"Valeria!" said my mother-in-law. "Our modest host is waiting to see what you think of him."While my attention was fixed on his cousin he had wheeled his chair around so as to face me. with the light of the lamp falling full on him. In mentioning his appearance as a witness at the Trial, I find I have borrowed (without meaning to do so) from my experience of him at this later time. I saw plainly now the bright intelligent face and the large clear blue eyes, the lustrous waving hair of a light chestnut color, the long delicate white hands, and the magnificent throat and chest which I have elsewhere described. The deformity which degraded and destroyed the manly beauty of his head and breast was hidden from view by an Oriental robe of many colors, thrown over the chair like a coverlet. He was clothed in a jacket of black velvet, fastened loosely across his chest with large malachite buttons; and he wore lace ruffles at the ends of his sleeves, in the fashion of the last century. It may well have been due to want of perception on my part--but I could see nothing mad in him, nothing in any way repelling, as he now looked at me. The one defect that Icould discover in his face was at the outer corners of his eyes, just under the temple. Here when he laughed, and in a lesser degree when he smiled, the skin contracted into quaint little wrinkles and folds, which looked strangely out of harmony with the almost youthful appearance of the rest of his face. As to his other features, the mouth, so far as his beard and mustache permitted me to see it, was small and delicately formed; the nose--perfectly shaped on the straight Grecian model--was perhaps a little too thin, judged by comparison with the full cheeks and the high massive forehead. Looking at him as a whole (and speaking of him, of course, from a woman's, not a physiognomist's point of view), I can only describe him as being an unusually handsome man. A painter would have reveled in him as a model for St. John. And a young girl, ignorant of what the Oriental robe hid from view, would have said to herself, the instant she looked at him, "Here is the hero of my dreams!"His blue eyes--large as the eyes of a woman, clear as the eyes of a child--rested on me the moment I turned toward him, with a strangely varying play of expression, which at once interested and perplexed me.

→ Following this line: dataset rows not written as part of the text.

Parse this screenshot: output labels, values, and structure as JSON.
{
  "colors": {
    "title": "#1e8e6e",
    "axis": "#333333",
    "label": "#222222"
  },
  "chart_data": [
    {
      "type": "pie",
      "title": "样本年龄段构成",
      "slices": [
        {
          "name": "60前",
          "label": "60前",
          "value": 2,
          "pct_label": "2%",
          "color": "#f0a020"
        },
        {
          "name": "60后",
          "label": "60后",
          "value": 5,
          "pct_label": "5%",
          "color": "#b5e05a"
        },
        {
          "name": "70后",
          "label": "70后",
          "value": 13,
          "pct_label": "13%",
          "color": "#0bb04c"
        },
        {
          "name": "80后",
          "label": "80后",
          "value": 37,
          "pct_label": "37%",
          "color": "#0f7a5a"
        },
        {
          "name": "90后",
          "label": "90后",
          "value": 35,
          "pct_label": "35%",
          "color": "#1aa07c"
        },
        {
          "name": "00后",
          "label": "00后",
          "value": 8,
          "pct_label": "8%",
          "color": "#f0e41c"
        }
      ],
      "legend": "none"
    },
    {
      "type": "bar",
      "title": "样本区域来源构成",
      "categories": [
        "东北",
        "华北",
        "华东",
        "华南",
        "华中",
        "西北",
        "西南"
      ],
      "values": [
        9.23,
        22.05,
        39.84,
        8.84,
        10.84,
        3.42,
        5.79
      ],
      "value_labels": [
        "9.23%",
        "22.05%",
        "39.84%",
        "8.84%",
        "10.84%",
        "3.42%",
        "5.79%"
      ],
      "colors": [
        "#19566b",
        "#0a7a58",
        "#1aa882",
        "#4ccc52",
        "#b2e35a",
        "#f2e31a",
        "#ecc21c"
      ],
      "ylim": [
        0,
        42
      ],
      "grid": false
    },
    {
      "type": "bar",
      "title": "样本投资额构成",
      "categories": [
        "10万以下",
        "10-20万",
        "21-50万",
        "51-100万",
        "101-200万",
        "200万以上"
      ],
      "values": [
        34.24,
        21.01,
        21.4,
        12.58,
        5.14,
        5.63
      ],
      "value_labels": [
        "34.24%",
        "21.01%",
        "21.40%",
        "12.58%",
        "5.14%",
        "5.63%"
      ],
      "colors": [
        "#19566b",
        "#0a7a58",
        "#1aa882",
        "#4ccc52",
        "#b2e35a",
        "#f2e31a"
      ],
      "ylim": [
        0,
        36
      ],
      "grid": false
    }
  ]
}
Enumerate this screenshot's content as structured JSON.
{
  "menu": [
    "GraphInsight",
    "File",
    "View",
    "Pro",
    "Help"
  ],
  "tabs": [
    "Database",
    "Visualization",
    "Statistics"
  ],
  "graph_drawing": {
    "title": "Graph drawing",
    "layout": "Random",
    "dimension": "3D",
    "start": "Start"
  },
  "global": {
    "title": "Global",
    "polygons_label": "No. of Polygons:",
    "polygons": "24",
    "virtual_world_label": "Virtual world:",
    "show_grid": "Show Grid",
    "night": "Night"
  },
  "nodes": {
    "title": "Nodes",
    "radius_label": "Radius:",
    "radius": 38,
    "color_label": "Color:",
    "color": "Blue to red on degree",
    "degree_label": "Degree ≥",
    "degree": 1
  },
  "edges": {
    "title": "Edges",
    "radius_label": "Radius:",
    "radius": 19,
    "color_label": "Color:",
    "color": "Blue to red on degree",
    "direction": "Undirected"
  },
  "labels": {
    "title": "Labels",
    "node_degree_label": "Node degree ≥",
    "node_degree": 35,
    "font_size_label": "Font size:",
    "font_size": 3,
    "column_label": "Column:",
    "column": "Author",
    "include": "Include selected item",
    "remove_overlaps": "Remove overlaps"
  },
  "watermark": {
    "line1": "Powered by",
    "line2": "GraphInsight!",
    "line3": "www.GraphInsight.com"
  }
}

Now there was doubt--uneasy, painful doubt--in the look; and now again it changed brightly to approval, so open and unrestrained that a vain woman might have fancied she had made a conquest of him at first sight. Suddenly a new emotion seemed to take possession of him. His eyes sank, his head drooped; he lifted his hands with a gesture of regret. He muttered and murmured to himself; pursuing some secret and melancholy train of thought, which seemed to lead him further and further away from present objects of interest, and to plunge him deeper and deeper in troubled recollections of the past. Here and there I caught some of the words. Little by little I found myself trying to fathom what was darkly passing in this strange man's mind.
"A far more charming face," I heard him say. "But no--not a more beautiful figure. What figure was ever more beautiful than hers?

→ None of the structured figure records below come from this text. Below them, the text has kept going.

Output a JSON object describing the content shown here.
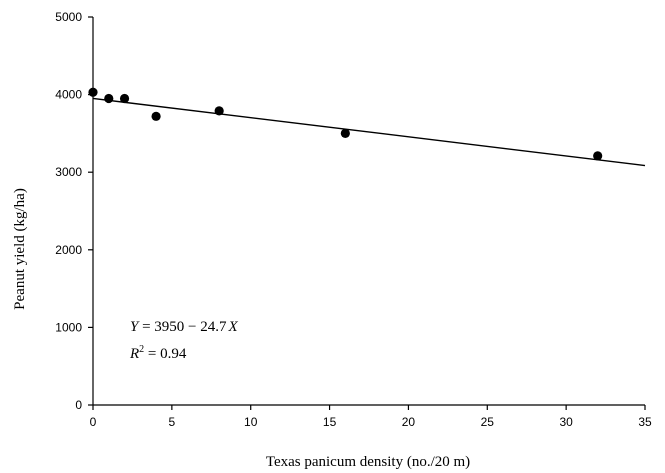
{
  "chart_data": {
    "type": "scatter",
    "title": "",
    "xlabel": "Texas panicum density (no./20 m)",
    "ylabel": "Peanut yield (kg/ha)",
    "xlim": [
      0,
      35
    ],
    "ylim": [
      0,
      5000
    ],
    "xticks": [
      0,
      5,
      10,
      15,
      20,
      25,
      30,
      35
    ],
    "yticks": [
      0,
      1000,
      2000,
      3000,
      4000,
      5000
    ],
    "grid": false,
    "series": [
      {
        "x": [
          0,
          1,
          2,
          4,
          8,
          16,
          32
        ],
        "y": [
          4030,
          3950,
          3950,
          3720,
          3790,
          3500,
          3210
        ]
      }
    ],
    "trendline": {
      "intercept": 3950,
      "slope": -24.7,
      "x_range": [
        0,
        35
      ]
    },
    "annotations": {
      "equation_lhs": "Y",
      "equation_rhs": " = 3950 − 24.7",
      "equation_var": "X",
      "r2_lhs": "R",
      "r2_sup": "2",
      "r2_rhs": " = 0.94"
    }
  }
}
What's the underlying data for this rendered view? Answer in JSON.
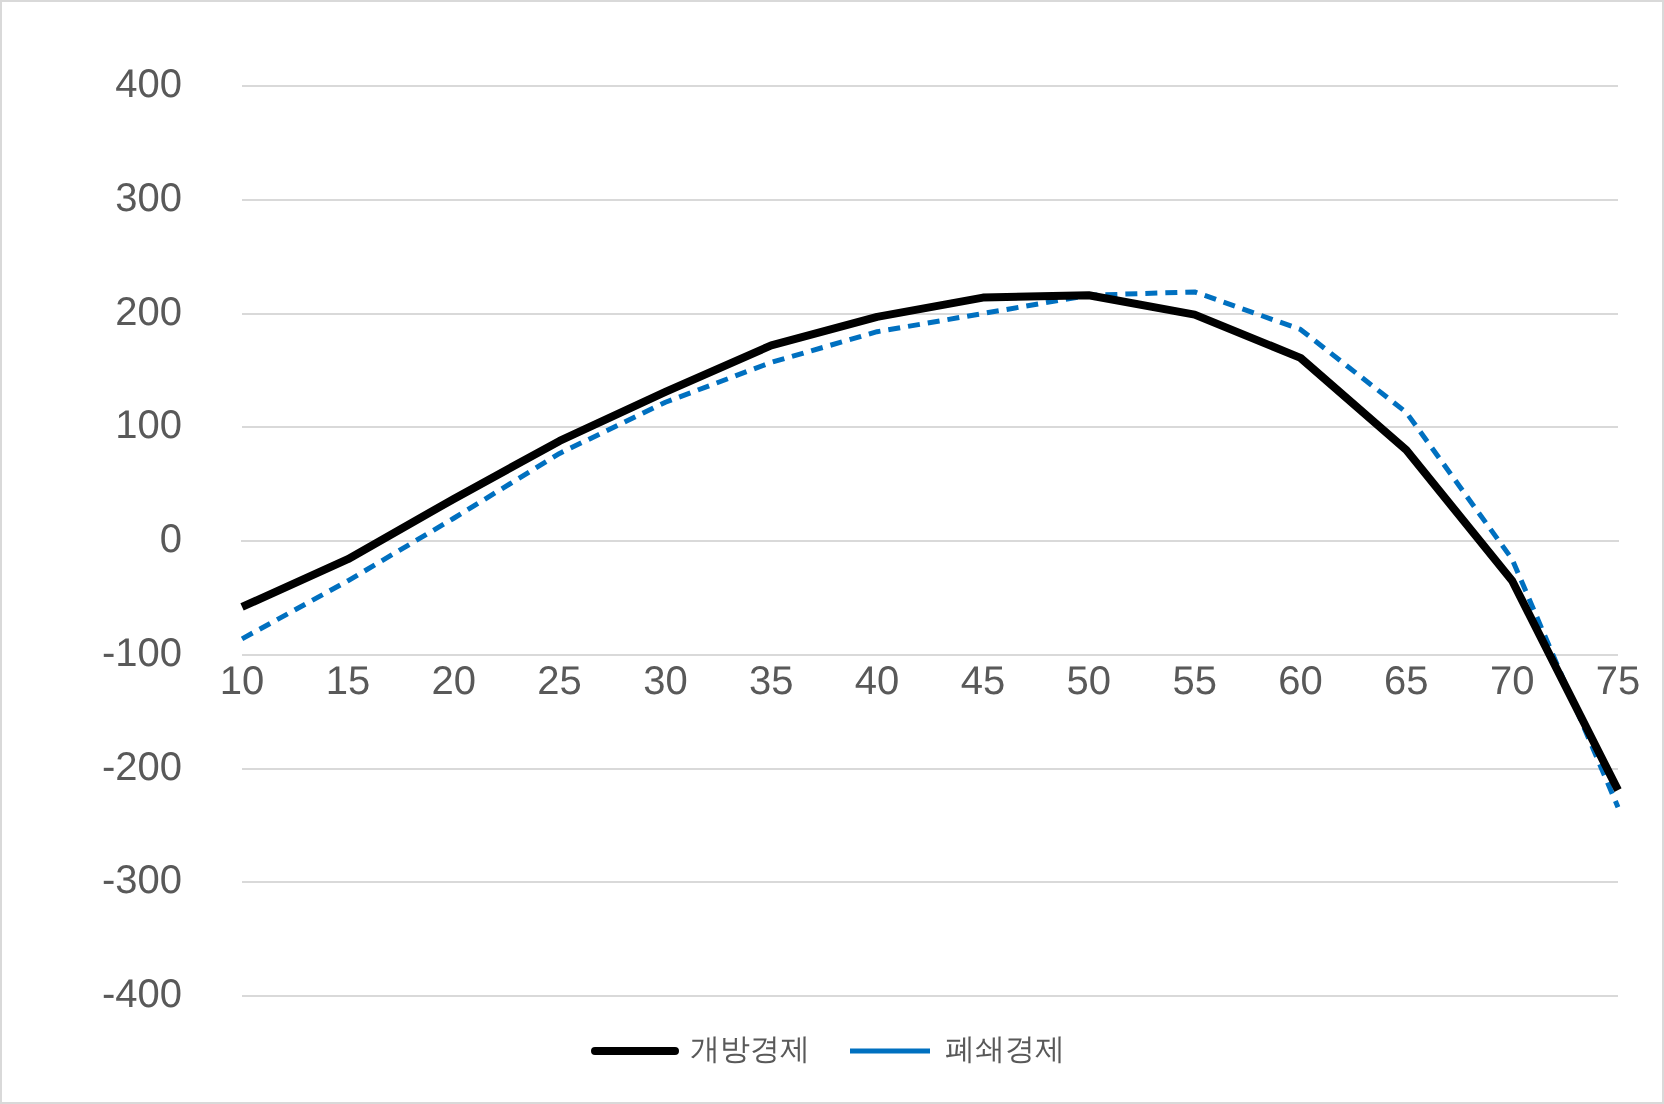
{
  "chart_data": {
    "type": "line",
    "categories": [
      "10",
      "15",
      "20",
      "25",
      "30",
      "35",
      "40",
      "45",
      "50",
      "55",
      "60",
      "65",
      "70",
      "75"
    ],
    "series": [
      {
        "name": "개방경제",
        "color": "#000000",
        "line_style": "solid",
        "values": [
          -58,
          -16,
          37,
          88,
          131,
          172,
          197,
          214,
          216,
          199,
          161,
          80,
          -35,
          -219
        ]
      },
      {
        "name": "폐쇄경제",
        "color": "#0070c0",
        "line_style": "dashed",
        "values": [
          -86,
          -35,
          20,
          77,
          122,
          157,
          184,
          200,
          216,
          219,
          186,
          113,
          -16,
          -234
        ]
      }
    ],
    "ylim": [
      -400,
      400
    ],
    "yticks": [
      -400,
      -300,
      -200,
      -100,
      0,
      100,
      200,
      300,
      400
    ],
    "grid": "y",
    "legend": "bottom",
    "marker": "none"
  }
}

Something--but not all--of her enchanting grace. Where is the resemblance which has brought her back to me? In the pose of the figure, perhaps. In the movement of the figure, perhaps. Poor martyred angel! What a life! And what a death! what a death!"Was he comparing me with the victim of the poison--with my husband's first wife? His words seemed to justify the conclusion.
If I were right, the dead woman had evidently been a favorite with him. There was no misinterpreting the broken tones of his voice when he spoke of her: he had admired her, living; he mourned her, dead. Supposing that I could prevail upon myself to admit this extraordinary person into my confidence, what would be the result? Should I be the gainer or the loser by the resemblance which he fancied he had discovered? Would the sight of me console him or pain him? I waited eagerly to hear more on the subject of the first wife. Not a word more escaped his lips.
A new change came over him. He lifted his head with a start, and looked about him as a weary man might look if he was suddenly disturbed in a deep sleep.
"What have I done?" he said. "Have I been letting my mind drift again?" He shuddered and sighed. "Oh, that house of Gleninch!" he murmured, sadly, to himself. "Shall I never get away from it in my thoughts? Oh, that house of Gleninch!"To my infinite disappointment, Mrs. Macallan checked the further revelation of what was passing in his mind.
Something in the tone and manner of his allusion to her son's country-house seemed to have offended her. She interposed sharply and decisively.
"Gently, my friend, gently!" she said. "I don't think you quite know what you are talking about."His great blue eyes flashed at her fiercely. With one turn of his hand he brought his chair close at her side. The next instant he caught her by the arm, and forced her to bend to him, until he could whisper in her ear. He was violently agitated. His whisper was loud enough to make itself heard where I was sitting at the time.
"I don't know what I am talking about?" he repeated, with his eyes fixed attentively, not on my mother-in-law, but on me. "You shortsighted old woman! where are your spectacles? Look at her!
Do you see no resemblance--the figure, not the face!--do you see no resemblance there to Eustace's first wife?""Pure fancy!" rejoined Mrs. Macallan. "I see nothing of the sort."He shook her impatiently.